For those interested in the subject of data mining, here is an article written by Diane Cabell and Yours Truly dealing with the issue of data mining in UK higher education. Here is the introduction to see if you are interested in reading it further. Feel free to disseminate.
Data or text mining (hereafter called “content mining”) is a process that uses software that looks for interesting or important patterns in data that might otherwise not be observed. An example might be combining a database of journal articles about ground water pollution with one of hospital admissions to detect a pollution-related pattern of disease breakout.
It is also a useful tool in commerce. A credit card company might detect a correlation between purchases of tickets from particular airline with purchases of certain types of automobiles and develop a marketing program uniting appropriate vendors. One McKinsey report states that the utilization of ‘big data’ in the sphere of public data alone could create €250 billion annual value to Europe’s economy.
Content mining is increasingly accomplished by machine. Databases, particularly those produced by scientific research, are far too large to be scanned by human eyeball. However, the right to mine data is not assured by the law in most jurisdictions and even where it is, the terms of access to the majority of research publication databases deny permission to do so. One recent study indicated that obtaining permission to mine the thousands of articles appearing on a single subject from the myriad of different publishers would require 62% of a researcher’s time. Many content owners, including research institutions, have yet to develop any policy on content mining.

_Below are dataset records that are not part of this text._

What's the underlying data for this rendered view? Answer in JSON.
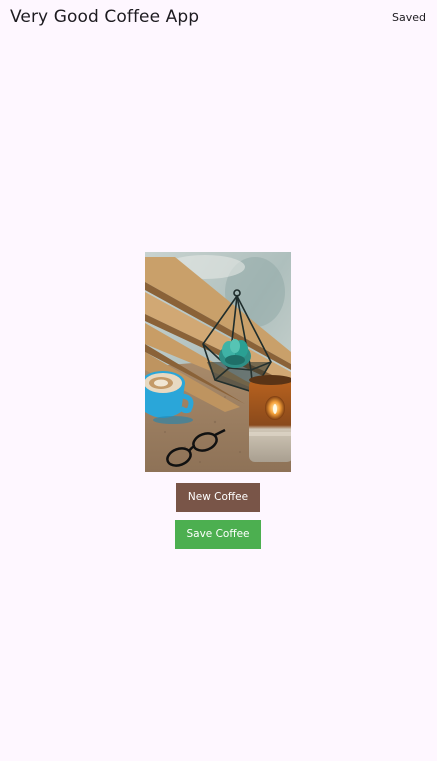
{
  "appbar": {
    "title": "Very Good Coffee App",
    "saved_label": "Saved"
  },
  "main": {
    "image_description_icon": "coffee-photo",
    "new_button_label": "New Coffee",
    "save_button_label": "Save Coffee"
  },
  "colors": {
    "background": "#fef7ff",
    "new_button": "#795548",
    "save_button": "#4caf50",
    "text": "#1d1b20"
  }
}
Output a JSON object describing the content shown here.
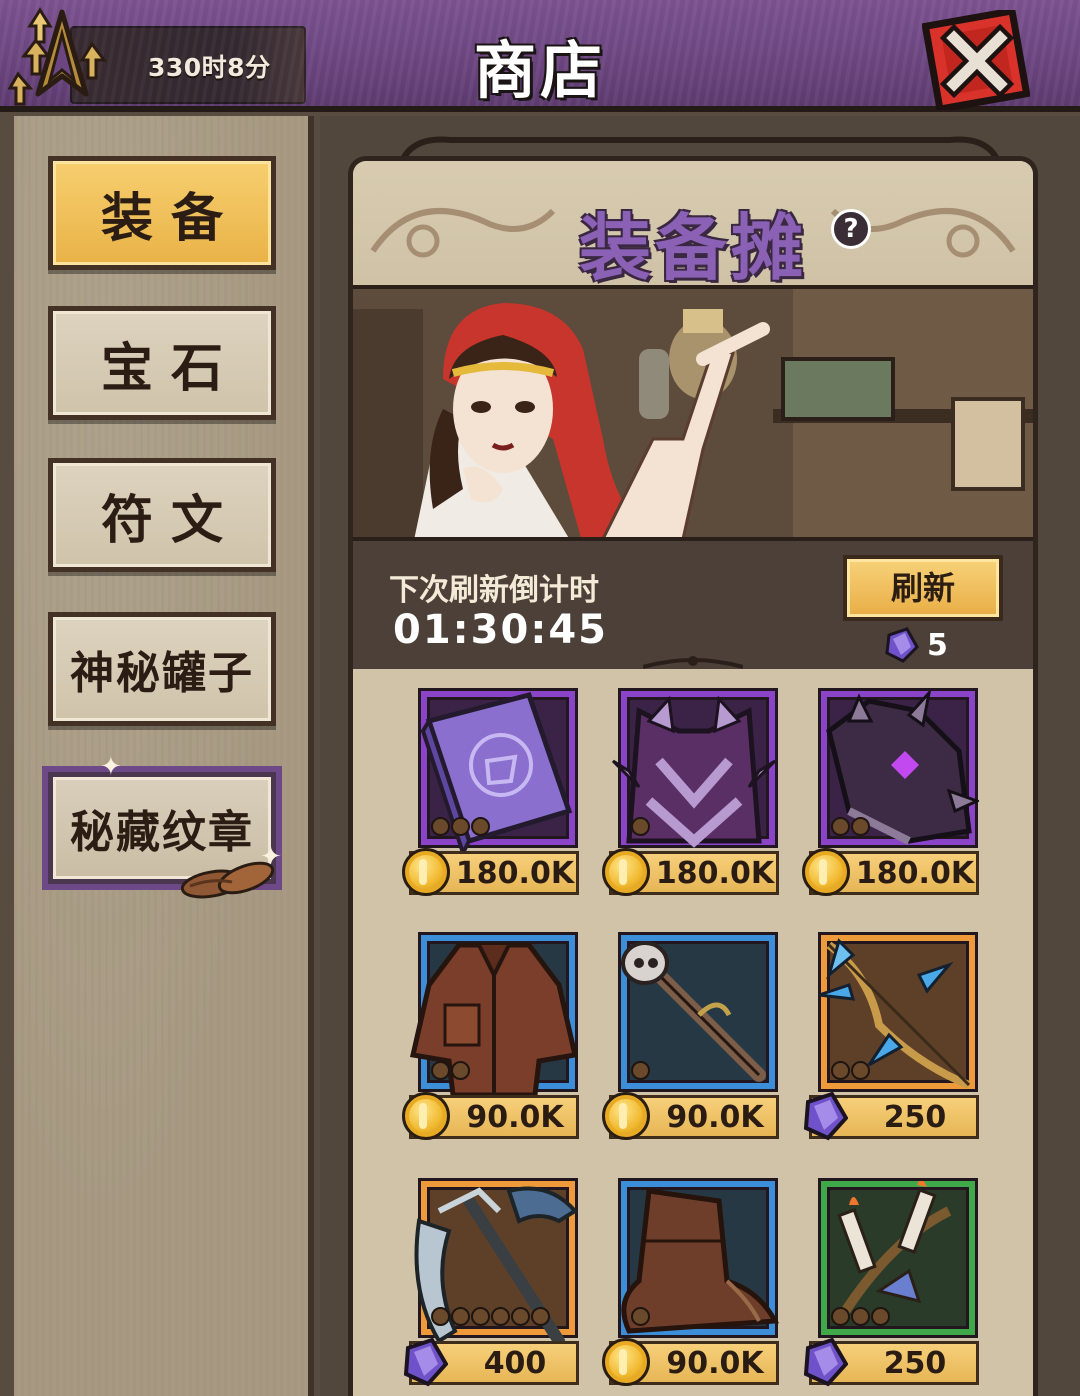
{
  "header": {
    "timer": "330时8分",
    "title": "商店"
  },
  "sidebar": {
    "tabs": [
      {
        "label": "装备",
        "active": true
      },
      {
        "label": "宝石",
        "active": false
      },
      {
        "label": "符文",
        "active": false
      },
      {
        "label": "神秘罐子",
        "active": false
      },
      {
        "label": "秘藏纹章",
        "active": false
      }
    ]
  },
  "shop": {
    "title": "装备摊",
    "help": "?",
    "refresh_label": "下次刷新倒计时",
    "refresh_time": "01:30:45",
    "refresh_button": "刷新",
    "refresh_cost": "5"
  },
  "items": [
    {
      "name": "purple-spellbook",
      "rarity": "epic",
      "price": "180.0K",
      "currency": "gold-coin",
      "stars": 3
    },
    {
      "name": "spiked-purple-armor",
      "rarity": "epic",
      "price": "180.0K",
      "currency": "gold-coin",
      "stars": 1
    },
    {
      "name": "dark-spiked-gauntlet",
      "rarity": "epic",
      "price": "180.0K",
      "currency": "gold-coin",
      "stars": 2
    },
    {
      "name": "brown-leather-coat",
      "rarity": "rare",
      "price": "90.0K",
      "currency": "gold-coin",
      "stars": 2
    },
    {
      "name": "skull-staff",
      "rarity": "rare",
      "price": "90.0K",
      "currency": "gold-coin",
      "stars": 1
    },
    {
      "name": "crystal-bow",
      "rarity": "legend",
      "price": "250",
      "currency": "purple-gem",
      "stars": 2
    },
    {
      "name": "dragon-scythe",
      "rarity": "legend",
      "price": "400",
      "currency": "purple-gem",
      "stars": 6
    },
    {
      "name": "leather-boots",
      "rarity": "rare",
      "price": "90.0K",
      "currency": "gold-coin",
      "stars": 1
    },
    {
      "name": "candle-ornament",
      "rarity": "green",
      "price": "250",
      "currency": "purple-gem",
      "stars": 3
    }
  ],
  "colors": {
    "header_purple": "#6c4680",
    "active_tab_gold": "#f2c160",
    "title_purple": "#8a61b4",
    "epic_purple": "#8a44c8",
    "rare_blue": "#3c8ed8",
    "legend_orange": "#ee9a3a",
    "uncommon_green": "#3fa94a"
  }
}
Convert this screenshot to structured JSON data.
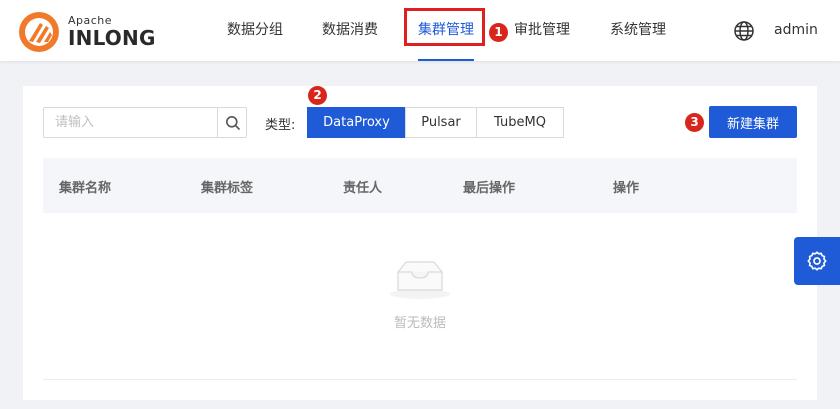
{
  "brand": {
    "small": "Apache",
    "big": "INLONG"
  },
  "nav": {
    "items": [
      {
        "label": "数据分组"
      },
      {
        "label": "数据消费"
      },
      {
        "label": "集群管理"
      },
      {
        "label": "审批管理"
      },
      {
        "label": "系统管理"
      }
    ],
    "active_index": 2
  },
  "user": {
    "name": "admin"
  },
  "search": {
    "placeholder": "请输入",
    "value": ""
  },
  "type_filter": {
    "label": "类型:",
    "options": [
      "DataProxy",
      "Pulsar",
      "TubeMQ"
    ],
    "selected": "DataProxy"
  },
  "actions": {
    "new_cluster_label": "新建集群"
  },
  "table": {
    "columns": [
      "集群名称",
      "集群标签",
      "责任人",
      "最后操作",
      "操作"
    ],
    "rows": [],
    "empty_text": "暂无数据"
  },
  "annotations": {
    "marker_1": "1",
    "marker_2": "2",
    "marker_3": "3"
  },
  "icons": {
    "search": "search-icon",
    "language": "globe-icon",
    "settings": "gear-icon",
    "empty": "empty-inbox-icon"
  },
  "colors": {
    "primary": "#1f5ad7",
    "annotation_red": "#d9261c",
    "logo_orange": "#f07a2a"
  }
}
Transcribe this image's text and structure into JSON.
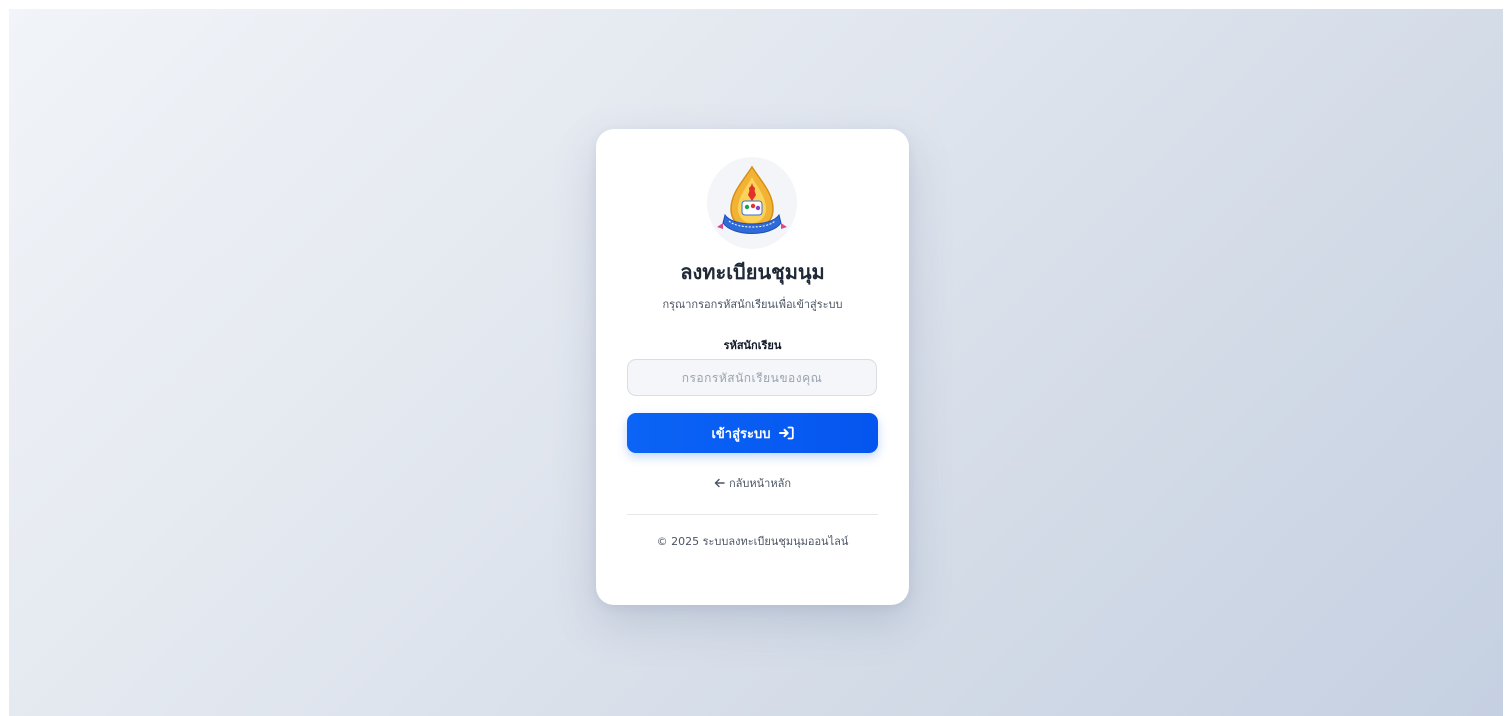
{
  "login": {
    "title": "ลงทะเบียนชุมนุม",
    "subtitle": "กรุณากรอกรหัสนักเรียนเพื่อเข้าสู่ระบบ",
    "field_label": "รหัสนักเรียน",
    "field_placeholder": "กรอกรหัสนักเรียนของคุณ",
    "field_value": "",
    "submit_label": "เข้าสู่ระบบ",
    "submit_icon": "sign-in-icon",
    "back_label": "กลับหน้าหลัก",
    "back_icon": "arrow-left-icon",
    "footer_text": "© 2025 ระบบลงทะเบียนชุมนุมออนไลน์"
  },
  "colors": {
    "primary": "#0b64f5",
    "background_start": "#f1f4f8",
    "background_end": "#c5d0e2",
    "card": "#ffffff"
  }
}
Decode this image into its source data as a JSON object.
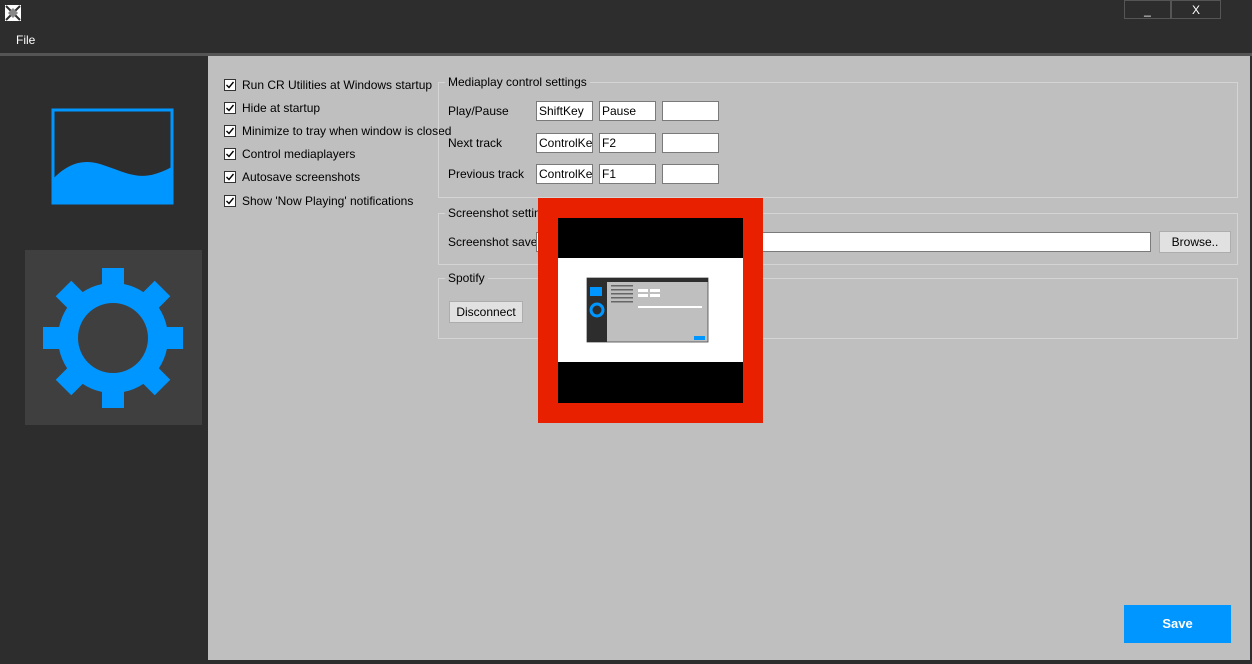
{
  "window": {
    "minimize_label": "_",
    "close_label": "X"
  },
  "menu": {
    "file_label": "File"
  },
  "sidebar": {
    "items": [
      {
        "name": "screenshot",
        "icon": "screenshot-wave-icon"
      },
      {
        "name": "settings",
        "icon": "gear-icon",
        "selected": true
      }
    ],
    "accent_color": "#0096ff"
  },
  "options": {
    "checkboxes": [
      {
        "label": "Run CR Utilities at Windows startup",
        "checked": true
      },
      {
        "label": "Hide at startup",
        "checked": true
      },
      {
        "label": "Minimize to tray when window is closed",
        "checked": true
      },
      {
        "label": "Control mediaplayers",
        "checked": true
      },
      {
        "label": "Autosave screenshots",
        "checked": true
      },
      {
        "label": "Show 'Now Playing' notifications",
        "checked": true
      }
    ]
  },
  "mediaplay": {
    "title": "Mediaplay control settings",
    "rows": [
      {
        "label": "Play/Pause",
        "key1": "ShiftKey",
        "key2": "Pause",
        "key3": ""
      },
      {
        "label": "Next track",
        "key1": "ControlKey",
        "key2": "F2",
        "key3": ""
      },
      {
        "label": "Previous track",
        "key1": "ControlKey",
        "key2": "F1",
        "key3": ""
      }
    ]
  },
  "screenshot": {
    "title": "Screenshot settings",
    "savepath_label": "Screenshot savepa",
    "savepath_value": "",
    "browse_label": "Browse.."
  },
  "spotify": {
    "title": "Spotify",
    "disconnect_label": "Disconnect"
  },
  "save_label": "Save",
  "overlay": {
    "frame_color": "#e82000"
  }
}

This report will identify the main legal barriers to data mining and data reuse and make policy suggestions to guide governments, funding agencies, and research institutions. As the title suggests, the emphasis of the study is about legal issues that are specific to higher education institutions (HEIs).
The first challenge for this report is to attempt to delimit the subject matter, as various types of content that are subject to automated analysis. HEIs can hold and share content of various formats, here are just a few examples:
- Text: published articles, book chapters, preparatory notes, working papers, reports, teaching materials, conference papers, presentations, theses.
- Datasets: statistical data, geolocation data, survey results, maps, figures, time series, genetic information, health records, computer logs.
- Multimedia: pictures, sound recordings, interviews, presentations, video.
Each of the above may have separate legal regimes applying to them. In the interest of convenience and simplicity, whenever the report talks about database contents, there will be no distinction as to whether we are dealing with text, data or multimedia, unless clearly specified in the text.